Robert Jermain Thomas, a young missionary from Abergavenny, was aboard an American ship on the Taedong River, working as an interpreter for the crew. The vessel came under attack from Korean troops and Thomas allegedly threw gospel tracts and Bible to the shore. When the ship eventually ran aground near Pyongyang, the crew were assaulted by the locals and Thomas was murdered.

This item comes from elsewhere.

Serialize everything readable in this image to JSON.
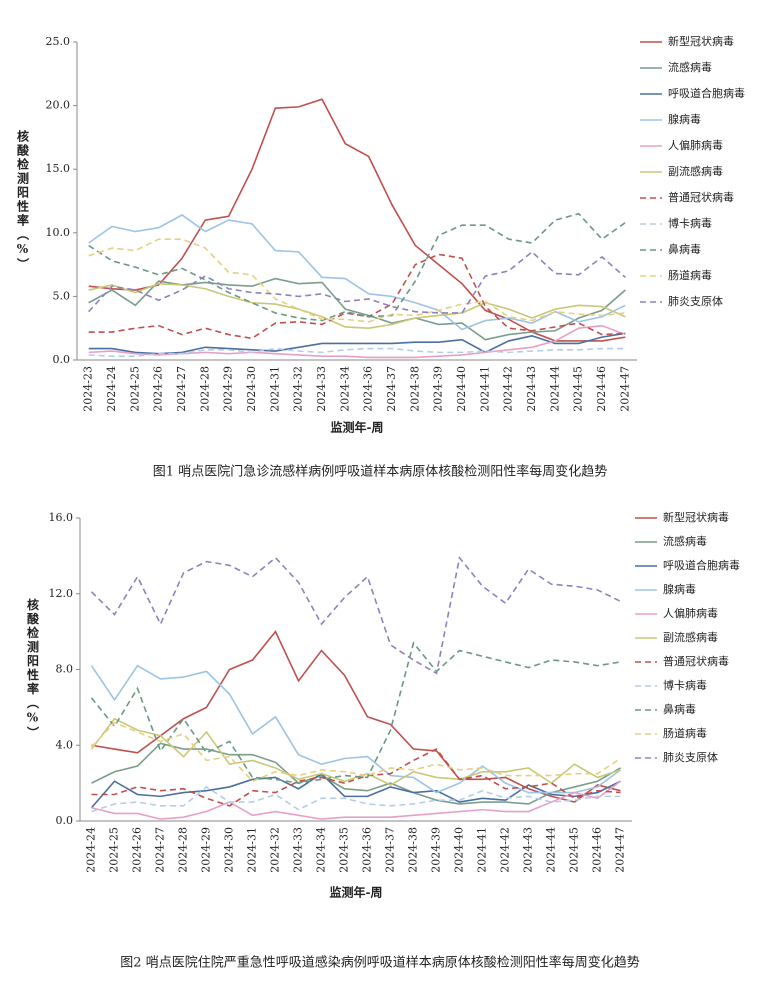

Before his death, a number of accounts credit Thomas with handing a Bible to his assailants and crying "Jesus, Jesus". His legacy however continues as Koreans today regard him as the man who brought Christianity to Korea.
Forty two years later, in 1907, Korean Christians were this time profoundly influenced by the Welsh Revival of 1904/5. This resulted in rapid church growth and cemented the connections between the two countries.
So in addition to heart stopping scenery, Wales is now putting the holy back into holidays and celebrating sacred spaces. To quote a well known slogan, don't just book it, Thomas Cook it.